DTU Electro employs more than 300 skilled researchers with competencies in electrical and photonics engineering. As a department we strive towards creating sustainable energy and a greener internet, as well as strengthening cyber security and health technology. Working with the industry and public organisations is one of our top priorities to find and implement new solutions to our society.
Academically DTU Electro is at the forefront of the technical and natural sciences with new initiatives within a number of internationally demanding engineering disciplines. We perform research within nanophotonics, lasers, quantum photonics, optical sensors, LEDs, photovoltaics, ultra-high speed optical transmission systems, bio-photonics, acoustics, power electronics, robotics, and autonomous systems.
Engineers of the future
Our facilities are state-of-the-art, and internationally we are at the top. This makes our Master’s graduates desirable to employers. Our courses are developed to stimulate analytical thinking, interdisciplinary collaboration and entrepreneurship. Combined with solid professional knowledge, these qualifications will enable our graduates to contribute to solving the challenges the modern and globalized world is facing.
Converting research into practice
DTU Electro provides research-based advice to Danish authorities and international organizations and is known for its ability to translate research into new technologies through close cooperation between partners from the university world, business and public authorities.
An innovation hub
Innovation is an integral part of DTU Electro’s activities. Through student innovation, business collaboration and commercialization of the department's knowledge and inventions, DTU Electro works to create value in society in the form of growth, new knowledge-based companies and jobs.
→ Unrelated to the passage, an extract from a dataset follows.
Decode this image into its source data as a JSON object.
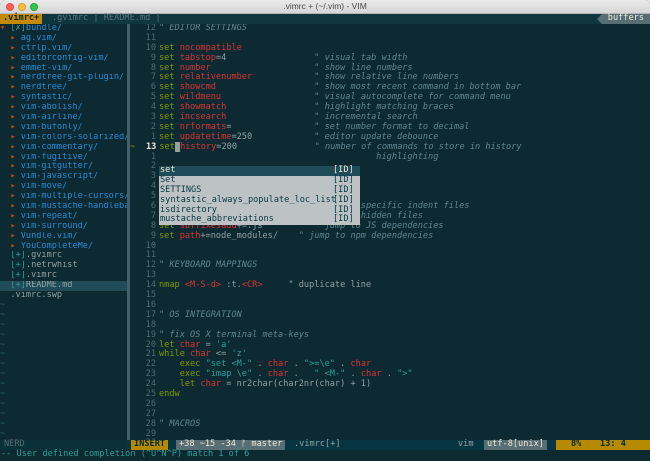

Research in electrical and photonics engineering will determine the future. We are on the threshold of a new industrial revolution where machines will communicate with each other as well as with people in a world where, already now, 10 percent of the global electricity consumption is used for digital communication. Consequently, new breakthroughs are required in order to solve challenges like increasing the internet capacity worldwide and, at the same time, reducing the accompanying energy consumption.